I was not enchanted by the food at most of the restaurants. It was not better than home, but our last day, on the way out of town, we stopped at a recommended sandwich bar over the sea. That was memorable. You asked for either a whole or half loaf of bread, and then they filled it with whatever you pointed at. Fresh and lovely mozzarella di Bufala with marinated tomatoes was as good as it gets. We sat at the ede of a terrace about a hundred feet above the sea and munched and moaned. Then we hit the road for Fiumicino and someone’s ride home.
And here’s news: Gia Gina has had a lovely baby girl! Love and kisses to the new family.
October 10th, 2006
Gaeta is terrific. It’s a promontory into the Mediterranean Sea with a deepwater port on one side and a sandy beach on the other. I slogged on down the A1 to collect the two Americane and then we zipped on down toward Formia and then Gaeta. I shall not reveal how lost I became and how we passed our building in the dark, because the number was teensy and in an unobtrusive, not to say invisible place until you got out and walked the street and figured, “It can’t be the butcher shop or the store full of antlers.”
It was good to get in finally, marginally less good to climb more than 80 feet straight up with all the luggage, groceries, pillows and magazines we’d carted. Third floor in Italy is fourth floor in the US, and the ceilings are really high. Three of us cleaned up enough to go out for a pizza and one stayed home, tired.
Things hadn’t altered much for that one the next morning.
A capuccino helped some.
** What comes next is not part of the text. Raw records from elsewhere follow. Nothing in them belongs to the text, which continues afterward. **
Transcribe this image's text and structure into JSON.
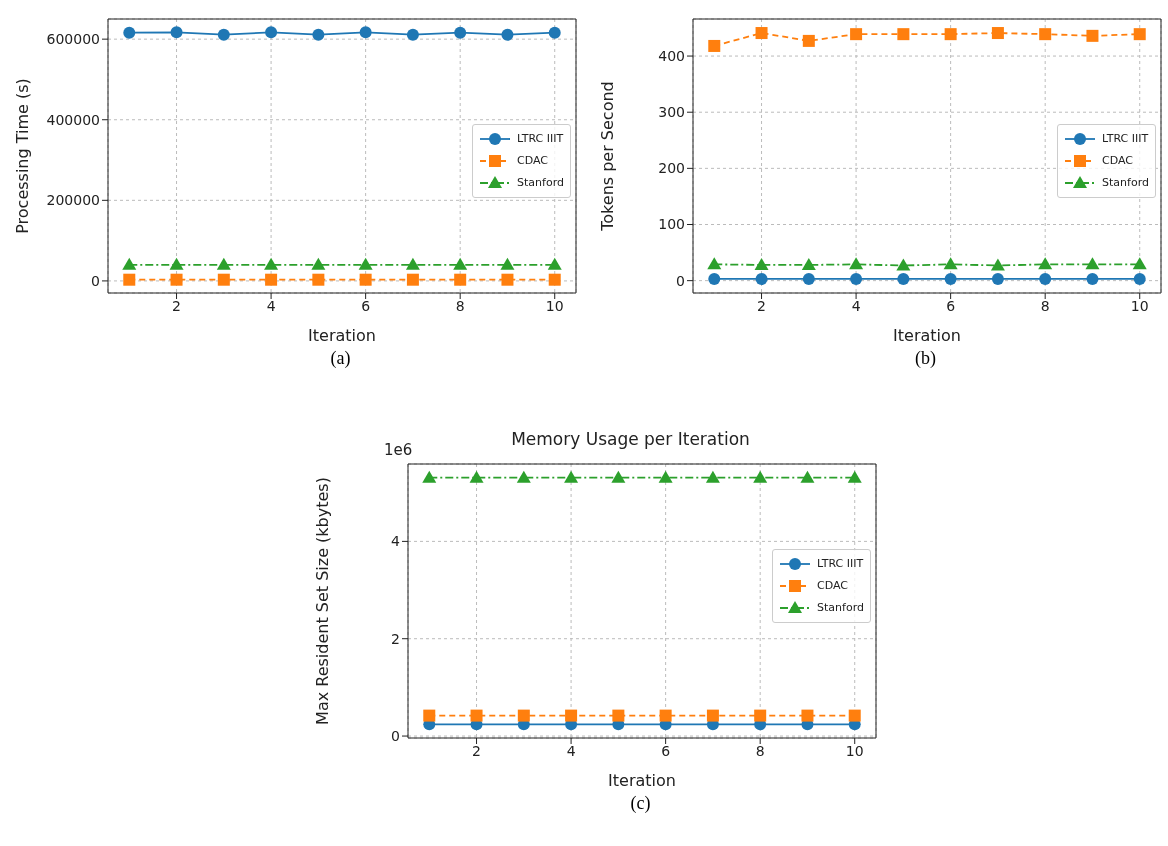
{
  "chart_data": [
    {
      "type": "line",
      "xlabel": "Iteration",
      "ylabel": "Processing Time (s)",
      "x": [
        1,
        2,
        3,
        4,
        5,
        6,
        7,
        8,
        9,
        10
      ],
      "xlim": [
        0.55,
        10.45
      ],
      "xticks": [
        2,
        4,
        6,
        8,
        10
      ],
      "ylim": [
        -30000,
        650000
      ],
      "yticks": [
        0,
        200000,
        400000,
        600000
      ],
      "grid": true,
      "legend": "right",
      "annotations": [
        "(a)"
      ],
      "series": [
        {
          "name": "LTRC IIIT",
          "color": "#1f77b4",
          "marker": "circle",
          "line_style": "solid",
          "values": [
            616000,
            617000,
            611000,
            617000,
            611000,
            617000,
            611000,
            616000,
            611000,
            616000
          ]
        },
        {
          "name": "CDAC",
          "color": "#ff7f0e",
          "marker": "square",
          "line_style": "dashed",
          "values": [
            3000,
            3000,
            3000,
            3000,
            3000,
            3000,
            3000,
            3000,
            3000,
            3000
          ]
        },
        {
          "name": "Stanford",
          "color": "#2ca02c",
          "marker": "triangle",
          "line_style": "dashdot",
          "values": [
            40000,
            40000,
            40000,
            40000,
            40000,
            40000,
            40000,
            40000,
            40000,
            40000
          ]
        }
      ]
    },
    {
      "type": "line",
      "xlabel": "Iteration",
      "ylabel": "Tokens per Second",
      "x": [
        1,
        2,
        3,
        4,
        5,
        6,
        7,
        8,
        9,
        10
      ],
      "xlim": [
        0.55,
        10.45
      ],
      "xticks": [
        2,
        4,
        6,
        8,
        10
      ],
      "ylim": [
        -22,
        466
      ],
      "yticks": [
        0,
        100,
        200,
        300,
        400
      ],
      "grid": true,
      "legend": "right",
      "annotations": [
        "(b)"
      ],
      "series": [
        {
          "name": "LTRC IIIT",
          "color": "#1f77b4",
          "marker": "circle",
          "line_style": "solid",
          "values": [
            3,
            3,
            3,
            3,
            3,
            3,
            3,
            3,
            3,
            3
          ]
        },
        {
          "name": "CDAC",
          "color": "#ff7f0e",
          "marker": "square",
          "line_style": "dashed",
          "values": [
            418,
            441,
            427,
            439,
            439,
            439,
            441,
            439,
            436,
            439
          ]
        },
        {
          "name": "Stanford",
          "color": "#2ca02c",
          "marker": "triangle",
          "line_style": "dashdot",
          "values": [
            29,
            28,
            28,
            29,
            27,
            29,
            27,
            29,
            29,
            29
          ]
        }
      ]
    },
    {
      "type": "line",
      "title": "Memory Usage per Iteration",
      "xlabel": "Iteration",
      "ylabel": "Max Resident Set Size (kbytes)",
      "x": [
        1,
        2,
        3,
        4,
        5,
        6,
        7,
        8,
        9,
        10
      ],
      "xlim": [
        0.55,
        10.45
      ],
      "xticks": [
        2,
        4,
        6,
        8,
        10
      ],
      "ylim": [
        -0.04,
        5.59
      ],
      "yticks": [
        0,
        2,
        4
      ],
      "grid": true,
      "legend": "right",
      "annotations": [
        "1e6",
        "(c)"
      ],
      "series": [
        {
          "name": "LTRC IIIT",
          "color": "#1f77b4",
          "marker": "circle",
          "line_style": "solid",
          "values": [
            0.24,
            0.24,
            0.24,
            0.24,
            0.24,
            0.24,
            0.24,
            0.24,
            0.24,
            0.24
          ]
        },
        {
          "name": "CDAC",
          "color": "#ff7f0e",
          "marker": "square",
          "line_style": "dashed",
          "values": [
            0.42,
            0.42,
            0.42,
            0.42,
            0.42,
            0.42,
            0.42,
            0.42,
            0.42,
            0.42
          ]
        },
        {
          "name": "Stanford",
          "color": "#2ca02c",
          "marker": "triangle",
          "line_style": "dashdot",
          "values": [
            5.31,
            5.31,
            5.31,
            5.31,
            5.31,
            5.31,
            5.31,
            5.31,
            5.31,
            5.31
          ]
        }
      ]
    }
  ]
}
The beautiful town helped, too. Everybody had combed their hair, at least.
Then it rained one day, so we of course headed for a beach town to get money from an ATM or Bancomat. Where do you go on a rainy day? Is that right? We go to the beach.
And then we go to a Roman ruin, because I am the driver and I am obsessed with Roman ruins. This one is the seaside villa of the Emperor Tiberius.
I would not like to clean that house without a vacuum cleaner. Or with one. There’s a nice museum, too, but they don’t allow pictures, which is too bad, because there were some stunning sculptures in there found during excavation. Maybe I’ll find some online illustrations later.
The really unusual feature of this home is the party room, otherwise known as Tiberio’s Grotto.
How nice it is when your houseguests do evocative things in romantic places you are photographing. What is she thinking? Maybe about mozzarella di bufala, which is the number one top special food of the area? Or is she imagining what she could cook up for us with these denisens of the grotto?
http://www.sullacrestadellonda.it/archeo/mustiber.htm is a site about the museum. You cannot, unfortunately, see the enormous scale of the boat or the blinding of the Cyclops. They have one leg of the original marble that stayed entire and it was bigger than my car!
October 8th, 2006
Why is that Japanese were once smaller?
Half the food being prepped ended up on the floor when Mum’s kimono sleeve caught it.
Why are Japanese much bigger now?
Mum stopped wearing a kimono.
There’s a lesson in there that I should learn.